There are thousands of adjectives in the English language. Find all of the positive ones, and apply them to Disney’s newest animated release, “Moana.” It is dazzling, brilliant, exciting, breathtaking, gorgeous, heart-melting, culturally respectful, and feminist. It is all of that and more. Yes, it really is that good.
Moana is the hero of the story, from start to finish. From the Polynesian mother goddess, Te Fiti, to Grandmother Tala, to Moana, this is a story powered by female creators and navigators. Moana is only the second Disney heroine who has no love interest, the first being Pixar’s Merida in “Brave.” And like in “Brave” none is needed.
Using Polynesian mythology, “Moana” (which is Polynesian for ocean, sea, or sometimes blue) tells the story of a young girl on a thriving island.
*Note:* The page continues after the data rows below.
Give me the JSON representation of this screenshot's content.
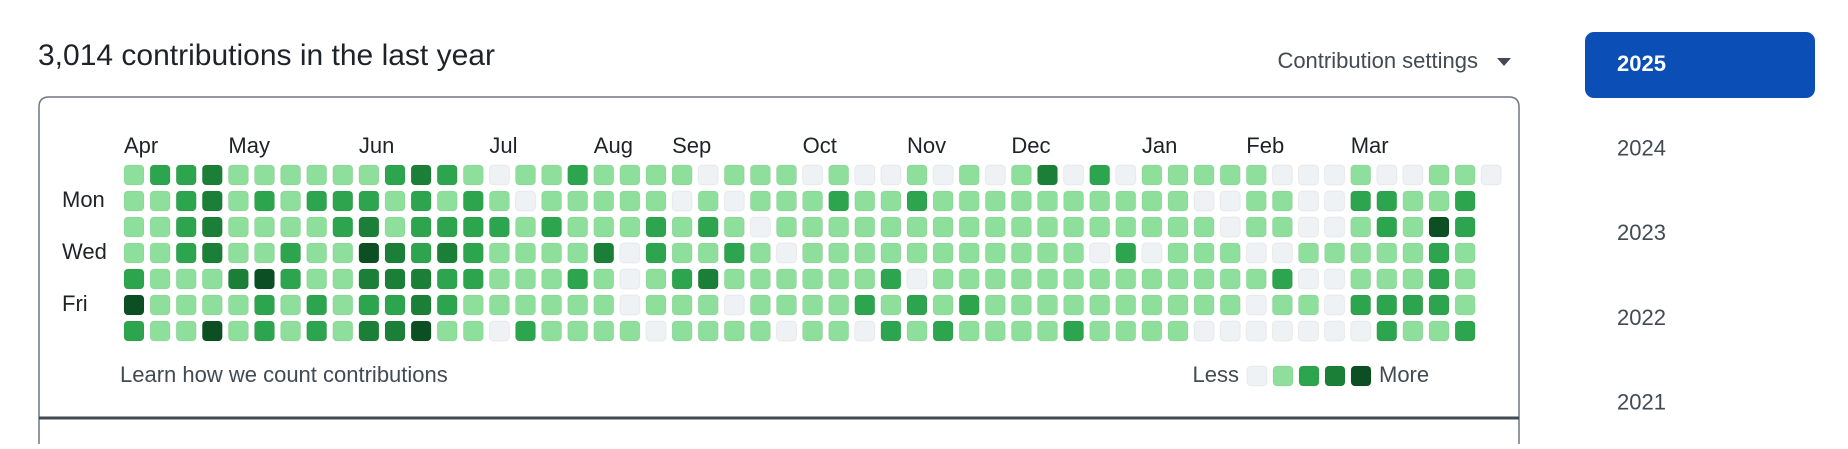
{
  "header": {
    "title": "3,014 contributions in the last year",
    "settings": "Contribution settings"
  },
  "graph": {
    "months": [
      {
        "label": "Apr",
        "week": 0
      },
      {
        "label": "May",
        "week": 4
      },
      {
        "label": "Jun",
        "week": 9
      },
      {
        "label": "Jul",
        "week": 14
      },
      {
        "label": "Aug",
        "week": 18
      },
      {
        "label": "Sep",
        "week": 21
      },
      {
        "label": "Oct",
        "week": 26
      },
      {
        "label": "Nov",
        "week": 30
      },
      {
        "label": "Dec",
        "week": 34
      },
      {
        "label": "Jan",
        "week": 39
      },
      {
        "label": "Feb",
        "week": 43
      },
      {
        "label": "Mar",
        "week": 47
      }
    ],
    "days": [
      null,
      "Mon",
      null,
      "Wed",
      null,
      "Fri",
      null
    ],
    "level_colors": [
      "#eff2f5",
      "#8ddf9b",
      "#2da44e",
      "#1b7f37",
      "#0b4f22"
    ],
    "rows": [
      [
        1,
        2,
        2,
        3,
        1,
        1,
        1,
        1,
        1,
        1,
        2,
        3,
        2,
        1,
        0,
        1,
        1,
        2,
        1,
        1,
        1,
        1,
        0,
        1,
        1,
        1,
        0,
        1,
        0,
        0,
        1,
        0,
        1,
        0,
        1,
        3,
        0,
        2,
        0,
        1,
        1,
        1,
        1,
        1,
        0,
        0,
        0,
        1,
        0,
        0,
        1,
        1,
        0
      ],
      [
        1,
        1,
        2,
        3,
        1,
        2,
        1,
        2,
        2,
        2,
        1,
        2,
        1,
        2,
        1,
        0,
        1,
        1,
        1,
        1,
        1,
        0,
        1,
        0,
        1,
        1,
        1,
        2,
        1,
        1,
        2,
        1,
        1,
        1,
        1,
        1,
        1,
        1,
        1,
        1,
        1,
        0,
        0,
        1,
        1,
        0,
        0,
        2,
        2,
        1,
        1,
        2
      ],
      [
        1,
        1,
        2,
        3,
        1,
        1,
        1,
        1,
        2,
        3,
        1,
        2,
        2,
        2,
        2,
        1,
        2,
        1,
        1,
        1,
        2,
        1,
        2,
        1,
        0,
        1,
        1,
        1,
        1,
        1,
        1,
        1,
        1,
        1,
        1,
        1,
        1,
        1,
        1,
        1,
        1,
        1,
        0,
        1,
        1,
        0,
        0,
        1,
        2,
        1,
        4,
        2
      ],
      [
        1,
        1,
        2,
        3,
        1,
        1,
        2,
        1,
        1,
        4,
        3,
        2,
        3,
        2,
        1,
        1,
        1,
        1,
        3,
        0,
        2,
        1,
        1,
        2,
        1,
        0,
        1,
        1,
        1,
        1,
        1,
        1,
        1,
        1,
        1,
        1,
        1,
        0,
        2,
        0,
        1,
        1,
        1,
        0,
        0,
        1,
        1,
        1,
        1,
        1,
        2,
        1
      ],
      [
        2,
        1,
        1,
        1,
        3,
        4,
        2,
        1,
        1,
        3,
        3,
        3,
        2,
        2,
        1,
        1,
        1,
        2,
        1,
        0,
        1,
        2,
        3,
        1,
        1,
        1,
        1,
        1,
        1,
        2,
        0,
        1,
        1,
        1,
        1,
        1,
        1,
        1,
        1,
        1,
        1,
        1,
        1,
        1,
        2,
        0,
        0,
        1,
        1,
        1,
        2,
        1
      ],
      [
        4,
        1,
        1,
        1,
        1,
        2,
        1,
        2,
        1,
        2,
        2,
        3,
        2,
        1,
        1,
        1,
        1,
        1,
        1,
        0,
        1,
        1,
        1,
        0,
        1,
        1,
        1,
        1,
        2,
        1,
        2,
        1,
        2,
        1,
        1,
        1,
        1,
        1,
        1,
        1,
        1,
        1,
        1,
        0,
        1,
        1,
        0,
        2,
        2,
        2,
        2,
        1
      ],
      [
        2,
        1,
        1,
        4,
        1,
        2,
        1,
        2,
        1,
        3,
        3,
        4,
        1,
        1,
        0,
        2,
        1,
        1,
        1,
        1,
        0,
        1,
        1,
        1,
        1,
        0,
        1,
        1,
        0,
        2,
        1,
        2,
        1,
        1,
        1,
        1,
        2,
        1,
        1,
        1,
        1,
        0,
        0,
        0,
        0,
        0,
        0,
        0,
        2,
        1,
        1,
        2
      ]
    ],
    "footer_link": "Learn how we count contributions",
    "legend": {
      "less": "Less",
      "more": "More",
      "levels": [
        0,
        1,
        2,
        3,
        4
      ]
    }
  },
  "sidebar": {
    "years": [
      "2025",
      "2024",
      "2023",
      "2022",
      "2021"
    ],
    "selected": 0
  }
}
There are strict rules governing how far one can get near the sea, but it has called to Moana (sixteen-year-old newcomer Auli’i Cravalho, who was 14 years old when she recorded the film, making her the youngest Disney heroine voice ever) from the time she was a baby. The land is dying, thanks to a demigod named Maui (Dwayne Johnson) who stole the heart of the goddess Te Fiti. Aided by Grandma Tala (Rachel House), Moana finds a boat and sails off to meet her destiny.
The film gets absolutely everything right. The cast is all of Polynesian, Samoan, and Maori descent. Auli’i Cravalho is passionate in her vocals, and Dwayne Johnson is lovable as the mixed-up Maui. The animation is beyond being a treat for the eyes – it will have you pinching yourself in parts to believe this is an animation – the hair looks REAL, the sea and the water look REAL. When Moana falls into the sand, the way it sticks to her is REAL. This is nothing short of master artistry, and it raises the bar on all future animation films.
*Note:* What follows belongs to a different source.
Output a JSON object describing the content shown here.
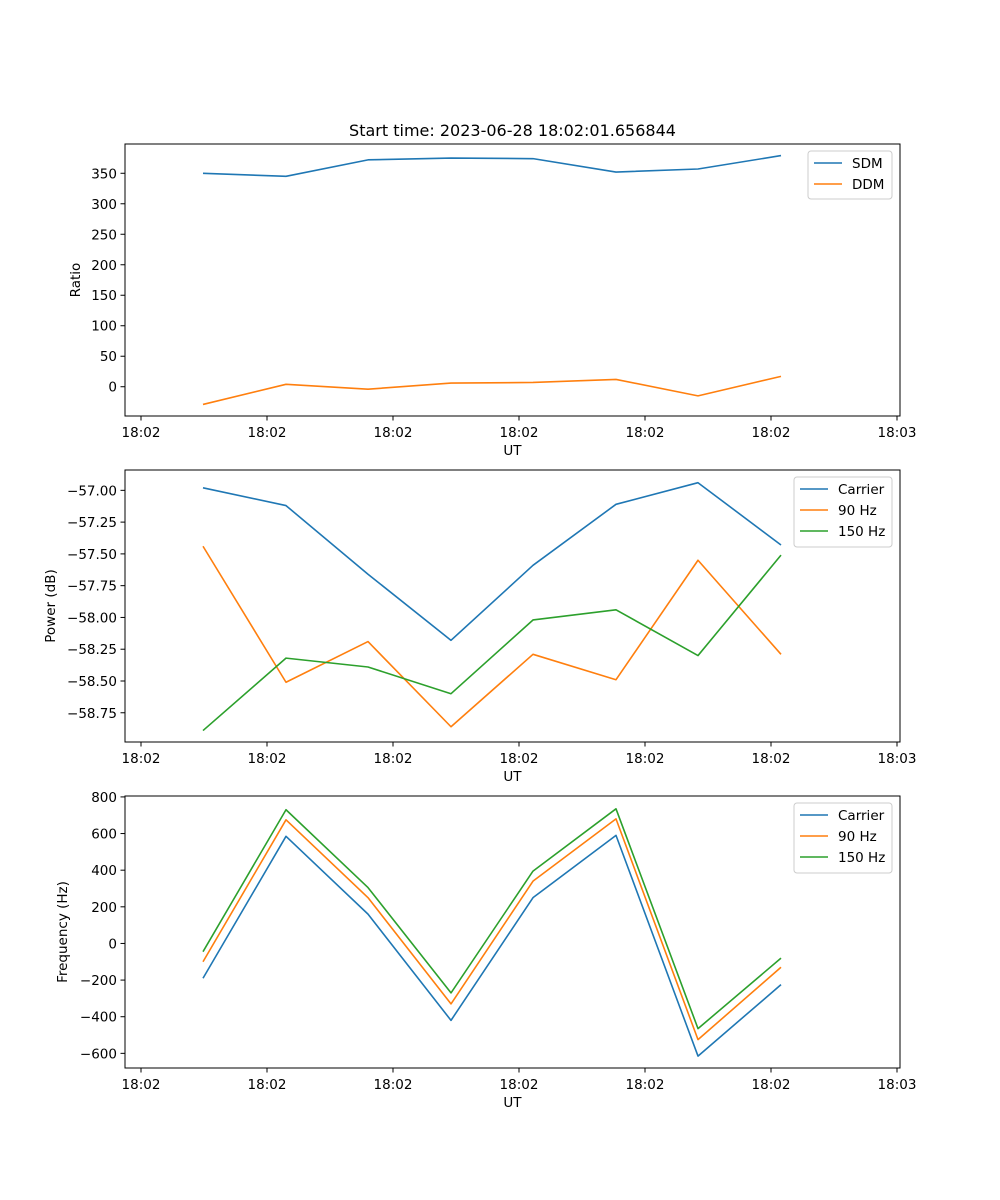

The story is a beautiful one; of course, it’s a hero’s journey “to be who you are,” a common Disney theme (Mulan, The Lion King, and dare I mention Pocahontas?). But it is so much more than that – it is a story about family, about sacrifice, about taking chances. It is also hysterically funny in parts. Disney pokes a little fun at itself (be sure to catch the line about the princess), especially in its animal sidekick HeiHei, who is as hilariously dumb as the rock he keeps trying to eat. And be sure to stay for the stinger at the end of the credits, because that’s a belly laugh all by itself.
The music is wonderful, but that’s not unexpected, as it is written by Lin-Manuel Miranda (before he wrote Hamilton, for those of you who are trivia nuts like me), Opetaia Foa’i (of the South Pacific fusion group Te Vaka) and Mark Mancini. Cross your fingers for an Oscar win for Lin-Manuel Miranda, which will make him only the third composer to win the PEGOT (Pulitzer, Emmy, Grammy, Oscar, Tony) and the first person of color.
This film is something you won’t want to miss on the big screen. Take your children. Take your parents. Take your grandparents. Heck, grab a person off the street, and go see “Moana.” Now!